“Our office is in charge of the administration of the Prime Minister’s Department” explained Minister of State Assisting the Prime Minister, Arnold Marsipal. He was being modest.His office is often in the front line dealing swiftly with problems, implementing decisions and negotiating political settlements.
The Minister is responsible for four constitutional offices, that of Auditor General, Electoral Commission, Boundaries Commission and Ombudsman. He is member of three committees, Infrastructure, Law and Order and Administration. By virtue of recently being appointed Justice Minister he is also a member of the National Security Council.
The Prime Minister delegates responsibility to his Minister of State requiring him to deal with protocol and Foreign Affairs. This has brought Arnold Marsipal into heavy involvement with the South Pacific Forum and with APEC (Asian Pacific Economic Community). On the home front he is looking after the rehabilitation of Bougainville.
The Minister deals with grievances against the government from Papua New Guinea citizens. It may mean dealing with irate leaders of a student demonstration surging outside the building. It may mean calming landowners, angry and frustrated by delays in what they see as rightful compensation. It involves being able to talk in common terms with many different people. It requires tact and high level public relations, especially when dealing with other government departments or ministries. The Minister is ably assisted by a staff of eight including First Secretary, Seri Hegame, who has been a principal political advisor since Independence.

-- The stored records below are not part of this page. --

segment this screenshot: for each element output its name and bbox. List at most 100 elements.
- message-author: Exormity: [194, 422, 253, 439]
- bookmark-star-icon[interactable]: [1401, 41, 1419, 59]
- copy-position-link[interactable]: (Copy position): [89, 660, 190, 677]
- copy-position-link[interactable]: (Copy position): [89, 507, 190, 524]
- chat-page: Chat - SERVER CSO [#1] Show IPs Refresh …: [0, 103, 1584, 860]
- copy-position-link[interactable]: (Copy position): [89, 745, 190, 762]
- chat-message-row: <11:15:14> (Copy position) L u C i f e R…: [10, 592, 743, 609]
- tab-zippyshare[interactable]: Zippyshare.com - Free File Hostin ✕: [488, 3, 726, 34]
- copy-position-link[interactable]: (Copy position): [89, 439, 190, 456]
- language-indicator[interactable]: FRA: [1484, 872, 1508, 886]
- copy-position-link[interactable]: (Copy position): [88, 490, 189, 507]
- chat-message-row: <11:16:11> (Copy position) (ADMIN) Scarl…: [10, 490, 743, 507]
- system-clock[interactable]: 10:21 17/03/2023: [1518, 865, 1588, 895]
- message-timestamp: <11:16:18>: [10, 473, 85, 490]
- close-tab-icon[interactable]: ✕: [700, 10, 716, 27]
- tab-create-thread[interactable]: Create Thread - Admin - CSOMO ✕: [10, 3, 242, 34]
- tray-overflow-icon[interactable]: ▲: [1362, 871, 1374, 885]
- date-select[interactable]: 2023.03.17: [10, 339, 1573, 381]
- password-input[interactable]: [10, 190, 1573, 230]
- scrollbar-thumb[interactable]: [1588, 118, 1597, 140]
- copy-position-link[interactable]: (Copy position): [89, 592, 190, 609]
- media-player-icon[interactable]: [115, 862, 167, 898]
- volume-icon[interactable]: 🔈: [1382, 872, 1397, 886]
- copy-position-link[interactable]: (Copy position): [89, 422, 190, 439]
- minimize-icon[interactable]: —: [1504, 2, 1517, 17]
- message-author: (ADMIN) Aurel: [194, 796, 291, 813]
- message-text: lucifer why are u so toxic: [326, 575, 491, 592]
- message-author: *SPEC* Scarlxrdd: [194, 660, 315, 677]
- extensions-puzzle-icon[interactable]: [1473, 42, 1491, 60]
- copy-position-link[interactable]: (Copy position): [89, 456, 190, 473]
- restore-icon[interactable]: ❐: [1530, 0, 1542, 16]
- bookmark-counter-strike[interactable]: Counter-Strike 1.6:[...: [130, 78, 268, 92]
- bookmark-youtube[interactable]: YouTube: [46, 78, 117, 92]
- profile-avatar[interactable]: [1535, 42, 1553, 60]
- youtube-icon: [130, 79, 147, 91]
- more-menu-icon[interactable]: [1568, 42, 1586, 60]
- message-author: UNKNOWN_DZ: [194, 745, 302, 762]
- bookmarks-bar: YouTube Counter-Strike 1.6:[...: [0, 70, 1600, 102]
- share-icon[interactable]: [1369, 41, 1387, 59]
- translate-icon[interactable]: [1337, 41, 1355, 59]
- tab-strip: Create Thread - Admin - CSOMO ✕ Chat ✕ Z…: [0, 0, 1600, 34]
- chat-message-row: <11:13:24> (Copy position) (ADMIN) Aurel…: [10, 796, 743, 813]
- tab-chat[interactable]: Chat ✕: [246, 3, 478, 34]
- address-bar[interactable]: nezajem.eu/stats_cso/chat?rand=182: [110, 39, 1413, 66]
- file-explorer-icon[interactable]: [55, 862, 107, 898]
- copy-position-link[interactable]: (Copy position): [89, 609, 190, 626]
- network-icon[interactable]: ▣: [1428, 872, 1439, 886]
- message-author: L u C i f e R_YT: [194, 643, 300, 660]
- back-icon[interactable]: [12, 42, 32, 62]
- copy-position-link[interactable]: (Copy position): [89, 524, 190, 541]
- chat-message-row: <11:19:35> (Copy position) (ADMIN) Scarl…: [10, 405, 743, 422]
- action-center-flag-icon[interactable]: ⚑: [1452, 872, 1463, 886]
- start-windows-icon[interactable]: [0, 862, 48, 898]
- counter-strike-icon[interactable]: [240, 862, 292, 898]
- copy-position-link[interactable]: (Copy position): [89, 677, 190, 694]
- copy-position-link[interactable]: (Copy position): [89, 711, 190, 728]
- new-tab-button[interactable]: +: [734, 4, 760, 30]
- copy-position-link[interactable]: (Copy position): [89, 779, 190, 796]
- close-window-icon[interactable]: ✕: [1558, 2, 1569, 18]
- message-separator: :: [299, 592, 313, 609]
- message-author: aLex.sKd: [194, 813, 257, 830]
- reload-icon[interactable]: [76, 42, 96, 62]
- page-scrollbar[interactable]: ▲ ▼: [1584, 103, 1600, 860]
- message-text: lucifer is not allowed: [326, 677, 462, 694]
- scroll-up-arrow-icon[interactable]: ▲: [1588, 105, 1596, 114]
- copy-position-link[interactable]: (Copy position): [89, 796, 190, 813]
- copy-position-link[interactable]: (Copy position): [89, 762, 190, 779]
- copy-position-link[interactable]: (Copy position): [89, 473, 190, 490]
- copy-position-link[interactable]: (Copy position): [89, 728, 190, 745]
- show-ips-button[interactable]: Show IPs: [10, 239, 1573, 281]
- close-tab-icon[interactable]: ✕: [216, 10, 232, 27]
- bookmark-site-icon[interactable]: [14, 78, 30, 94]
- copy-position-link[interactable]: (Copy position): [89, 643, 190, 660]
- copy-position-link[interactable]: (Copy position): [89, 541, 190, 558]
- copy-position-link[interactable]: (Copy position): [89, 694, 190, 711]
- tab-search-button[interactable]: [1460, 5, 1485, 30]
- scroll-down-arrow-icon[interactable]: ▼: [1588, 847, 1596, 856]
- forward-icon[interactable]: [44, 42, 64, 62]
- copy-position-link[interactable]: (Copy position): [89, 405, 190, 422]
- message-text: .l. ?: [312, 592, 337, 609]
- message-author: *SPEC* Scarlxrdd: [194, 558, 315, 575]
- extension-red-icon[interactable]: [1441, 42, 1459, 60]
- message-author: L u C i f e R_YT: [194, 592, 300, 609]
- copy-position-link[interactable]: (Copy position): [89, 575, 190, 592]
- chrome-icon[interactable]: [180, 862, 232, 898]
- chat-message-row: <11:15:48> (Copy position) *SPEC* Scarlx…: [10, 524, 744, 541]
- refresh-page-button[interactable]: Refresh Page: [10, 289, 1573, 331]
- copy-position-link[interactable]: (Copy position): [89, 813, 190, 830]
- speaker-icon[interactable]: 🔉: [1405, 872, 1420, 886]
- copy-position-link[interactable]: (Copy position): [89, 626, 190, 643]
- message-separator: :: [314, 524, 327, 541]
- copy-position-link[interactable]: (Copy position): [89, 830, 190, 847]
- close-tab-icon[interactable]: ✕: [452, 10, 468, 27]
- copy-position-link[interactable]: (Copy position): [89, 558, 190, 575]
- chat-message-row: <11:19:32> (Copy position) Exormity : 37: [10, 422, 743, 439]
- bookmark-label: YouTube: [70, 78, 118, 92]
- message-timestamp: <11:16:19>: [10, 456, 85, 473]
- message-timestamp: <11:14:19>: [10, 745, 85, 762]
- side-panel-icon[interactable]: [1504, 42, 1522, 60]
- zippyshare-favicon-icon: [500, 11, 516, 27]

Arnold Marsipal is also Deputy Parliamentary leader of Pangu Party, Member of Parliament representing the Islands and a member of the Manus Lapan Assembly. He does not find conflict in these roles. “At Independence we had one goal, to be united. Pangu stands for Papua and New Guinea Unite. It is there to serve the people. So am I. I am not interested in a struggle for power. When I discuss matters with the Prime Minister, I address him as a brother, as a citizen, and discuss issues openly and honestly.”
One of Arnold Marsipal’s most trying jobs has been Chair of the Implementation Committee. It looks at all the projects over the last twenty years and asks why they have not been completed. “You can imagine it requires skills and professional officers to sort things out. It really needs a separate division. It gets so complicated. But it does leave the Prime Minister free to deal with policy and with forward planning.”